Dr. Peyton agreed to come up to Haines — a 2,000 mile trip — and show the local vets how to undertake the treatment. She began treating animals burned in the California wildfires in 2017. And she’s redefining what’s possible in animal burn care.
“What we’ve learned from treating animals with these injuries is they can heal,” Dr. Peyton said. “We can manage their pain. It can be completely humane. I think the things we’ve learned have changed our view of what’s possible.”
She says veterinary medicine didn’t have treatment options for severe burns. Badly burned humans get skin grafts or biological bandages, often made of pig skin. These treatments are extremely expensive and are usually paid for by insurance companies. That option isn’t available for animals. So Dr. Peyton began making affordable fish skin bandages to treat the animals in her care. Attempting to heal burns simply hadn’t been done before.
“This is the first time,” Dr. Peyton said, “So what’s really exciting is that in veterinary medicine we’ve been a bit behind in advanced burn care for animals and that’s something I’m trying to change.”
Dr. Peyton has treated 13 species and over 30 animals using the tilapia treatment she developed at UC Davis. These aren’t slimy raw skins, they’ve been processed, sanitized, and dried out. They work to aid healing in a few ways. Tilapia is full of collagen, which promotes skin growth. Dr. Peyton calls it a jungle gym that new skin cells can rebuild around. Tilapia skin also cuts down on pain—so much so that Dr Payton is studying why. And finally, it’s a protective barrier. Think of it like a fish skin suit of armor for animals.
Dr. Peyton says that the devastation of the California wildfires pushed her to try healing increasingly injured animals. In some cases, people’s injured pets were all they had left. Archer’s owner, Cody Hotch, also lost his home in a fire.
“This is why we do what we do.
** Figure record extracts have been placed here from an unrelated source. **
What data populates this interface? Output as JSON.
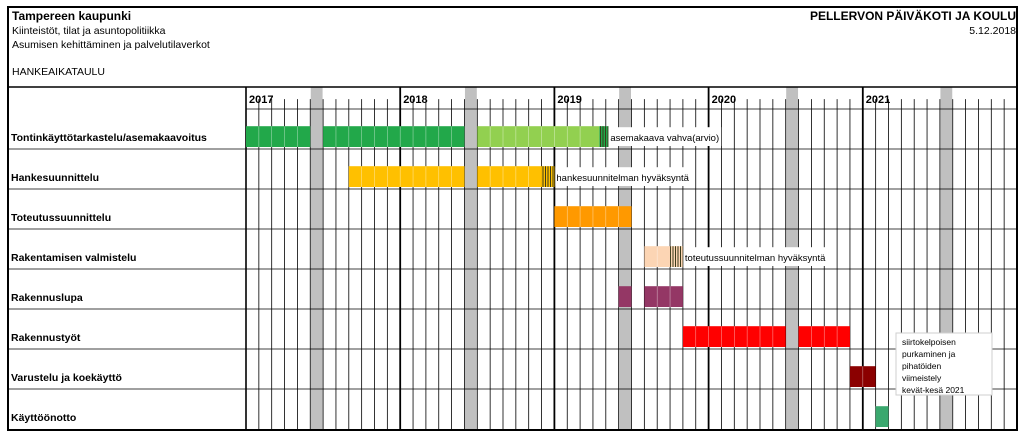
{
  "header": {
    "org": "Tampereen kaupunki",
    "line1": "Kiinteistöt, tilat ja asuntopolitiikka",
    "line2": "Asumisen kehittäminen ja palvelutilaverkot",
    "doc_type": "HANKEAIKATAULU",
    "project": "PELLERVON PÄIVÄKOTI JA KOULU",
    "date": "5.12.2018"
  },
  "years": [
    "2017",
    "2018",
    "2019",
    "2020",
    "2021"
  ],
  "chart_data": {
    "type": "table",
    "months_total": 60,
    "start_year": 2017,
    "columns": [
      "2017",
      "2018",
      "2019",
      "2020",
      "2021"
    ],
    "rows": [
      {
        "name": "Tontinkäyttötarkastelu/asemakaavoitus",
        "bars": [
          {
            "start": 0,
            "months": 5,
            "color": "#22a84a"
          },
          {
            "start": 6,
            "months": 11,
            "color": "#22a84a"
          },
          {
            "start": 18,
            "months": 9.5,
            "color": "#92d050"
          },
          {
            "start": 27.5,
            "months": 0.7,
            "color": "#22a84a",
            "hatch": true
          }
        ],
        "note": "asemakaava vahva(arvio)"
      },
      {
        "name": "Hankesuunnittelu",
        "bars": [
          {
            "start": 8,
            "months": 9,
            "color": "#ffc000"
          },
          {
            "start": 18,
            "months": 5,
            "color": "#ffc000"
          },
          {
            "start": 23,
            "months": 1,
            "color": "#ffc000",
            "hatch": true
          }
        ],
        "note": "hankesuunnitelman hyväksyntä"
      },
      {
        "name": "Toteutussuunnittelu",
        "bars": [
          {
            "start": 24,
            "months": 6,
            "color": "#ff9900"
          }
        ],
        "note": ""
      },
      {
        "name": "Rakentamisen  valmistelu",
        "bars": [
          {
            "start": 31,
            "months": 2,
            "color": "#fcd5b4"
          },
          {
            "start": 33,
            "months": 1,
            "color": "#fcd5b4",
            "hatch": true
          }
        ],
        "note": "toteutussuunnitelman hyväksyntä"
      },
      {
        "name": "Rakennuslupa",
        "bars": [
          {
            "start": 29,
            "months": 1,
            "color": "#943765"
          },
          {
            "start": 31,
            "months": 3,
            "color": "#943765"
          }
        ],
        "note": ""
      },
      {
        "name": "Rakennustyöt",
        "bars": [
          {
            "start": 34,
            "months": 8,
            "color": "#ff0000"
          },
          {
            "start": 43,
            "months": 4,
            "color": "#ff0000"
          }
        ],
        "note": ""
      },
      {
        "name": "Varustelu ja koekäyttö",
        "bars": [
          {
            "start": 47,
            "months": 2,
            "color": "#8b0000"
          }
        ],
        "note": ""
      },
      {
        "name": "Käyttöönotto",
        "bars": [
          {
            "start": 49,
            "months": 1,
            "color": "#3aa86e"
          }
        ],
        "note": ""
      }
    ],
    "grey_months": [
      5,
      17,
      29,
      42,
      54
    ],
    "callout": "siirtokelpoisen purkaminen ja pihatöiden viimeistely kevät-kesä 2021"
  }
}
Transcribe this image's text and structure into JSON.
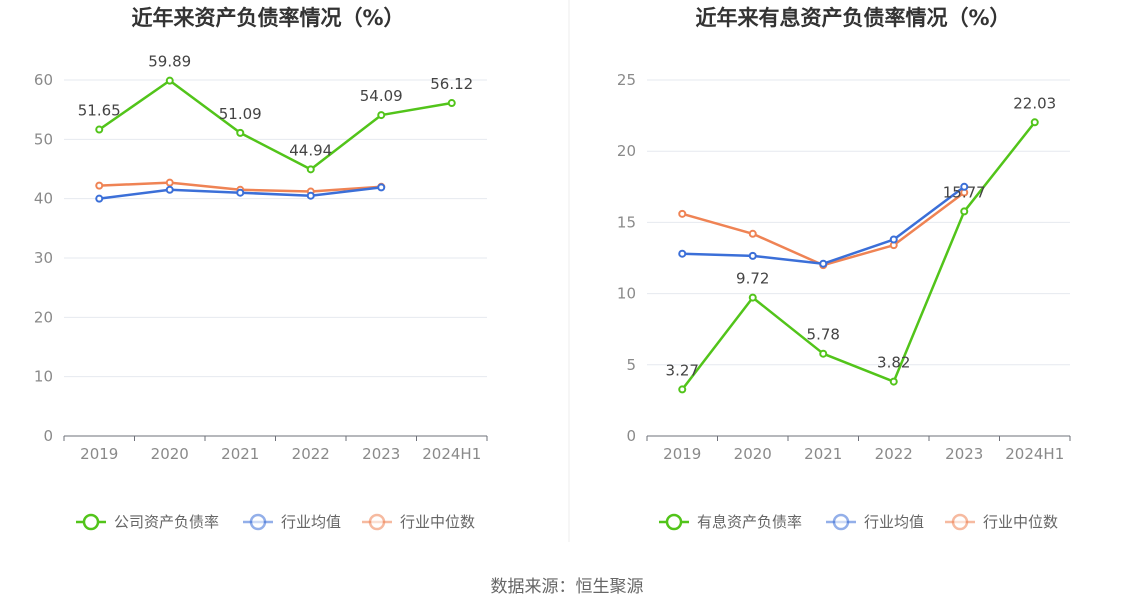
{
  "source_label": "数据来源：恒生聚源",
  "chart_data": [
    {
      "type": "line",
      "title": "近年来资产负债率情况（%）",
      "categories": [
        "2019",
        "2020",
        "2021",
        "2022",
        "2023",
        "2024H1"
      ],
      "ylim": [
        0,
        60
      ],
      "yticks": [
        0,
        10,
        20,
        30,
        40,
        50,
        60
      ],
      "grid": true,
      "legend_position": "bottom",
      "series": [
        {
          "name": "公司资产负债率",
          "color": "#52c41a",
          "values": [
            51.65,
            59.89,
            51.09,
            44.94,
            54.09,
            56.12
          ],
          "labels": [
            "51.65",
            "59.89",
            "51.09",
            "44.94",
            "54.09",
            "56.12"
          ]
        },
        {
          "name": "行业均值",
          "color": "#3b6fd8",
          "values": [
            40.0,
            41.5,
            41.0,
            40.5,
            41.9,
            null
          ]
        },
        {
          "name": "行业中位数",
          "color": "#ef8354",
          "values": [
            42.2,
            42.7,
            41.5,
            41.2,
            42.0,
            null
          ]
        }
      ]
    },
    {
      "type": "line",
      "title": "近年来有息资产负债率情况（%）",
      "categories": [
        "2019",
        "2020",
        "2021",
        "2022",
        "2023",
        "2024H1"
      ],
      "ylim": [
        0,
        25
      ],
      "yticks": [
        0,
        5,
        10,
        15,
        20,
        25
      ],
      "grid": true,
      "legend_position": "bottom",
      "series": [
        {
          "name": "有息资产负债率",
          "color": "#52c41a",
          "values": [
            3.27,
            9.72,
            5.78,
            3.82,
            15.77,
            22.03
          ],
          "labels": [
            "3.27",
            "9.72",
            "5.78",
            "3.82",
            "15.77",
            "22.03"
          ]
        },
        {
          "name": "行业均值",
          "color": "#3b6fd8",
          "values": [
            12.8,
            12.65,
            12.1,
            13.8,
            17.5,
            null
          ]
        },
        {
          "name": "行业中位数",
          "color": "#ef8354",
          "values": [
            15.6,
            14.2,
            12.0,
            13.4,
            17.1,
            null
          ]
        }
      ]
    }
  ]
}
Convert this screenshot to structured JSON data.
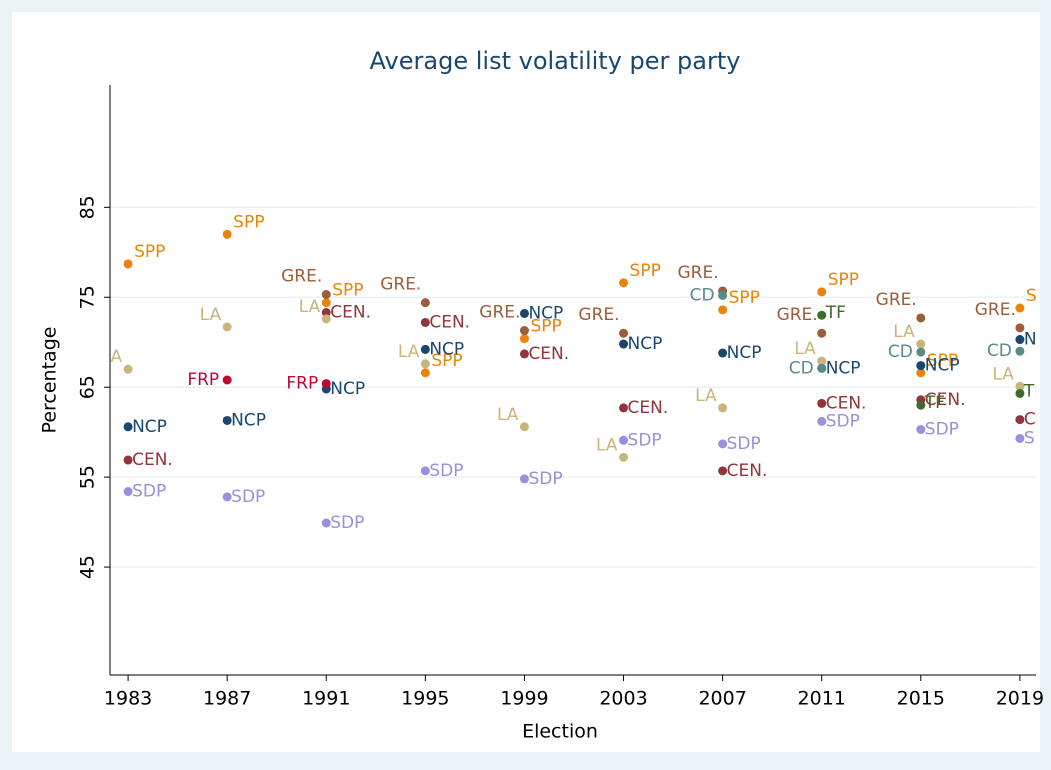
{
  "chart_data": {
    "type": "scatter",
    "title": "Average list volatility per party",
    "x_label": "Election",
    "y_label": "Percentage",
    "xlim": [
      1982.27,
      2019.65
    ],
    "ylim": [
      33,
      98.6
    ],
    "xticks": [
      1983,
      1987,
      1991,
      1995,
      1999,
      2003,
      2007,
      2011,
      2015,
      2019
    ],
    "yticks": [
      45,
      55,
      65,
      75,
      85
    ],
    "grid": true,
    "series": [
      {
        "name": "SPP",
        "color": "#e8830c",
        "x": [
          1983,
          1987,
          1991,
          1995,
          1999,
          2003,
          2007,
          2011,
          2015,
          2019
        ],
        "values": [
          78.7,
          82.0,
          74.4,
          66.6,
          70.4,
          76.6,
          73.6,
          75.6,
          66.6,
          73.8
        ]
      },
      {
        "name": "NCP",
        "color": "#1a476f",
        "x": [
          1983,
          1987,
          1991,
          1995,
          1999,
          2003,
          2007,
          2011,
          2015,
          2019
        ],
        "values": [
          60.6,
          61.3,
          64.8,
          69.2,
          73.2,
          69.8,
          68.8,
          67.1,
          67.4,
          70.3
        ]
      },
      {
        "name": "CEN.",
        "color": "#90353b",
        "x": [
          1983,
          1991,
          1995,
          1999,
          2003,
          2007,
          2011,
          2015,
          2019
        ],
        "values": [
          56.9,
          73.3,
          72.2,
          68.7,
          62.7,
          55.7,
          63.2,
          63.6,
          61.4
        ]
      },
      {
        "name": "SDP",
        "color": "#9a8fdc",
        "x": [
          1983,
          1987,
          1991,
          1995,
          1999,
          2003,
          2007,
          2011,
          2015,
          2019
        ],
        "values": [
          53.4,
          52.8,
          49.9,
          55.7,
          54.8,
          59.1,
          58.7,
          61.2,
          60.3,
          59.3
        ]
      },
      {
        "name": "LA",
        "color": "#c9b57a",
        "x": [
          1983,
          1987,
          1991,
          1995,
          1999,
          2003,
          2007,
          2011,
          2015,
          2019
        ],
        "values": [
          67.0,
          71.7,
          72.6,
          67.6,
          60.6,
          57.2,
          62.7,
          67.9,
          69.8,
          65.1
        ]
      },
      {
        "name": "GRE.",
        "color": "#9c5d3a",
        "x": [
          1991,
          1995,
          1999,
          2003,
          2007,
          2011,
          2015,
          2019
        ],
        "values": [
          75.3,
          74.4,
          71.3,
          71.0,
          75.7,
          71.0,
          72.7,
          71.6
        ]
      },
      {
        "name": "FRP",
        "color": "#c10534",
        "x": [
          1987,
          1991
        ],
        "values": [
          65.8,
          65.4
        ]
      },
      {
        "name": "CD",
        "color": "#5a8a8a",
        "x": [
          2007,
          2011,
          2015,
          2019
        ],
        "values": [
          75.2,
          67.1,
          68.9,
          69.0
        ]
      },
      {
        "name": "TF",
        "color": "#3f6b2a",
        "x": [
          2011,
          2015,
          2019
        ],
        "values": [
          73.0,
          63.0,
          64.3
        ]
      }
    ]
  }
}
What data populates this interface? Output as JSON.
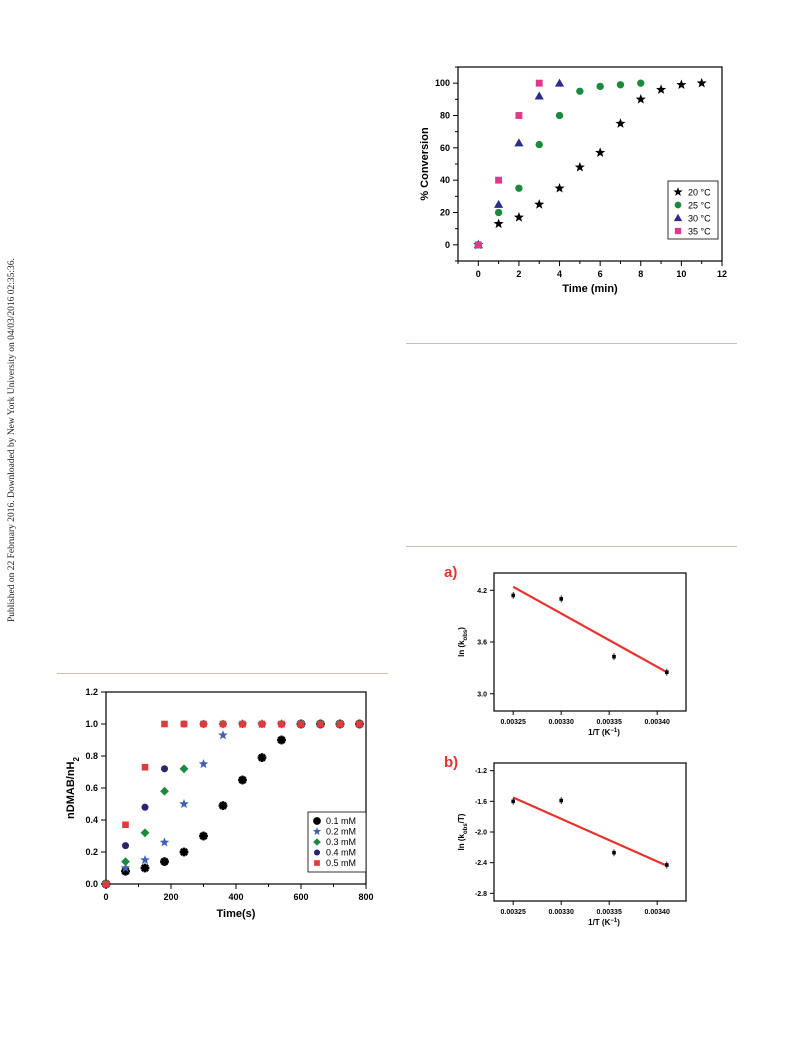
{
  "side_note": "Published on 22 February 2016. Downloaded by New York University on 04/03/2016 02:35:36.",
  "chart_data": [
    {
      "id": "conversion",
      "type": "scatter",
      "xlabel": "Time (min)",
      "ylabel": "% Conversion",
      "xlim": [
        -1,
        12
      ],
      "ylim": [
        -10,
        110
      ],
      "xticks": [
        0,
        2,
        4,
        6,
        8,
        10,
        12
      ],
      "yticks": [
        0,
        20,
        40,
        60,
        80,
        100
      ],
      "legend_position": "bottom-right",
      "grid": false,
      "series": [
        {
          "name": "20 °C",
          "marker": "star",
          "color": "#000000",
          "x": [
            0,
            1,
            2,
            3,
            4,
            5,
            6,
            7,
            8,
            9,
            10,
            11
          ],
          "y": [
            0,
            13,
            17,
            25,
            35,
            48,
            57,
            75,
            90,
            96,
            99,
            100
          ]
        },
        {
          "name": "25 °C",
          "marker": "circle",
          "color": "#1b8a3e",
          "x": [
            0,
            1,
            2,
            3,
            4,
            5,
            6,
            7,
            8
          ],
          "y": [
            0,
            20,
            35,
            62,
            80,
            95,
            98,
            99,
            100
          ]
        },
        {
          "name": "30 °C",
          "marker": "triangle",
          "color": "#2c2c8c",
          "x": [
            0,
            1,
            2,
            3,
            4
          ],
          "y": [
            0,
            25,
            63,
            92,
            100
          ]
        },
        {
          "name": "35 °C",
          "marker": "square",
          "color": "#e0388c",
          "x": [
            0,
            1,
            2,
            3
          ],
          "y": [
            0,
            40,
            80,
            100
          ]
        }
      ]
    },
    {
      "id": "ratio",
      "type": "scatter",
      "xlabel": "Time(s)",
      "ylabel": "nDMAB/nH",
      "ylabel_sub": "2",
      "xlim": [
        0,
        800
      ],
      "ylim": [
        0,
        1.2
      ],
      "xticks": [
        0,
        200,
        400,
        600,
        800
      ],
      "yticks": [
        "0.0",
        "0.2",
        "0.4",
        "0.6",
        "0.8",
        "1.0",
        "1.2"
      ],
      "legend_position": "bottom-right",
      "grid": false,
      "series": [
        {
          "name": "0.1 mM",
          "marker": "asterisk",
          "color": "#000000",
          "x": [
            0,
            60,
            120,
            180,
            240,
            300,
            360,
            420,
            480,
            540,
            600,
            660,
            720,
            780
          ],
          "y": [
            0,
            0.08,
            0.1,
            0.14,
            0.2,
            0.3,
            0.49,
            0.65,
            0.79,
            0.9,
            1.0,
            1.0,
            1.0,
            1.0
          ]
        },
        {
          "name": "0.2 mM",
          "marker": "star",
          "color": "#3f5fb5",
          "x": [
            0,
            60,
            120,
            180,
            240,
            300,
            360,
            420,
            480,
            540,
            600,
            660,
            720,
            780
          ],
          "y": [
            0,
            0.1,
            0.15,
            0.26,
            0.5,
            0.75,
            0.93,
            1.0,
            1.0,
            1.0,
            1.0,
            1.0,
            1.0,
            1.0
          ]
        },
        {
          "name": "0.3 mM",
          "marker": "diamond",
          "color": "#1b8a3e",
          "x": [
            0,
            60,
            120,
            180,
            240,
            300,
            360,
            420,
            480,
            540,
            600,
            660,
            720,
            780
          ],
          "y": [
            0,
            0.14,
            0.32,
            0.58,
            0.72,
            1.0,
            1.0,
            1.0,
            1.0,
            1.0,
            1.0,
            1.0,
            1.0,
            1.0
          ]
        },
        {
          "name": "0.4 mM",
          "marker": "circle",
          "color": "#2a2570",
          "x": [
            0,
            60,
            120,
            180,
            240,
            300,
            360,
            420,
            480,
            540,
            600,
            660,
            720,
            780
          ],
          "y": [
            0,
            0.24,
            0.48,
            0.72,
            1.0,
            1.0,
            1.0,
            1.0,
            1.0,
            1.0,
            1.0,
            1.0,
            1.0,
            1.0
          ]
        },
        {
          "name": "0.5 mM",
          "marker": "square",
          "color": "#e03a3a",
          "x": [
            0,
            60,
            120,
            180,
            240,
            300,
            360,
            420,
            480,
            540,
            600,
            660,
            720,
            780
          ],
          "y": [
            0,
            0.37,
            0.73,
            1.0,
            1.0,
            1.0,
            1.0,
            1.0,
            1.0,
            1.0,
            1.0,
            1.0,
            1.0,
            1.0
          ]
        }
      ]
    },
    {
      "id": "arrhenius_a",
      "panel": "a)",
      "type": "scatter",
      "xlabel": "1/T (K",
      "xlabel_sup": "−1",
      "xlabel_end": ")",
      "ylabel": "ln (k",
      "ylabel_sub": "obs",
      "ylabel_end": ")",
      "xlim": [
        0.00323,
        0.00343
      ],
      "ylim": [
        2.8,
        4.4
      ],
      "xticks": [
        "0.00325",
        "0.00330",
        "0.00335",
        "0.00340"
      ],
      "yticks": [
        "3.0",
        "3.6",
        "4.2"
      ],
      "points": {
        "x": [
          0.00325,
          0.0033,
          0.003355,
          0.00341
        ],
        "y": [
          4.14,
          4.1,
          3.43,
          3.25
        ]
      },
      "fit": {
        "x": [
          0.00325,
          0.00341
        ],
        "y": [
          4.24,
          3.25
        ],
        "color": "#e8322c"
      }
    },
    {
      "id": "arrhenius_b",
      "panel": "b)",
      "type": "scatter",
      "xlabel": "1/T (K",
      "xlabel_sup": "−1",
      "xlabel_end": ")",
      "ylabel": "ln (k",
      "ylabel_sub": "obs",
      "ylabel_end": "/T)",
      "xlim": [
        0.00323,
        0.00343
      ],
      "ylim": [
        -2.9,
        -1.1
      ],
      "xticks": [
        "0.00325",
        "0.00330",
        "0.00335",
        "0.00340"
      ],
      "yticks": [
        "-1.2",
        "-1.6",
        "-2.0",
        "-2.4",
        "-2.8"
      ],
      "points": {
        "x": [
          0.00325,
          0.0033,
          0.003355,
          0.00341
        ],
        "y": [
          -1.6,
          -1.59,
          -2.27,
          -2.43
        ]
      },
      "fit": {
        "x": [
          0.00325,
          0.00341
        ],
        "y": [
          -1.55,
          -2.44
        ],
        "color": "#e8322c"
      }
    }
  ]
}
I love helping the animals but more than that I love helping the people,” Peyton said. “Cody said something to me that was so profound. I said I’m sorry you lost your home, belongings. He said, ‘No I didn’t lose everything. I still have Archer.’”
Today we’re in Dr. Oakley’s clinic at the American Bald Eagle Foundation in Haines for a bandage change. Archer runs in with Hotch and shakes.
“Okay let’s get your weight,” Dr. Oakley said as she and Cody try to wrangle Archer onto a scale.
“He’s been eating a lot lately and he’s been a little less picky about it,” Cody laughs. In the beginning, he says they went through all kinds of dog food, trying to find something Archer would eat. He was too injured to have much of an appetite.
Archer is wiggling around in a cone and a t-shirt, so he cant pick at his bandages. He’s got a big doggy smile on his face. Hotch says the difference in his dog before and after tilapia treatment is like night and day.
“He’s been pretty energetic.” Hotch said. “He’s been wanting to play and run around.”
At first, Archer’s care was constant. These days, a bandage change is relatively quick. Dr. Oakley says that a human patient would still be in intensive care.
“Once we put the tilapia on and changed it, the improvement was just incredible. His head just started being completely covered, hair started growing through. We’re still fighting this spot on his flanks, but it’s just amazing,” she said.
Dr. Oakley and her assistant Nicole Holm clean the wound, then use a series of treatments: healing lasers, a pain reliever cream called awesome sauce, and electromagnetic therapy. Finally, they kind of mummify him in bandages.
Infection was a huge risk while so much of Archer’s body was an open sore, but now he’s healed enough to be out of the woods. He’s out of his homemade intensive care unit and able to go out out with Hotch again.
“Yeah, it’s pretty wild. It’s just nice to see him being more himself now. He wants to have fun, run around go play outside or something,” Hotch said.
Archer’s a little groggy after anaesthesia, but he scarfs a few treats and scrambles off the operating table. He follows Hotch out the door and into the snow.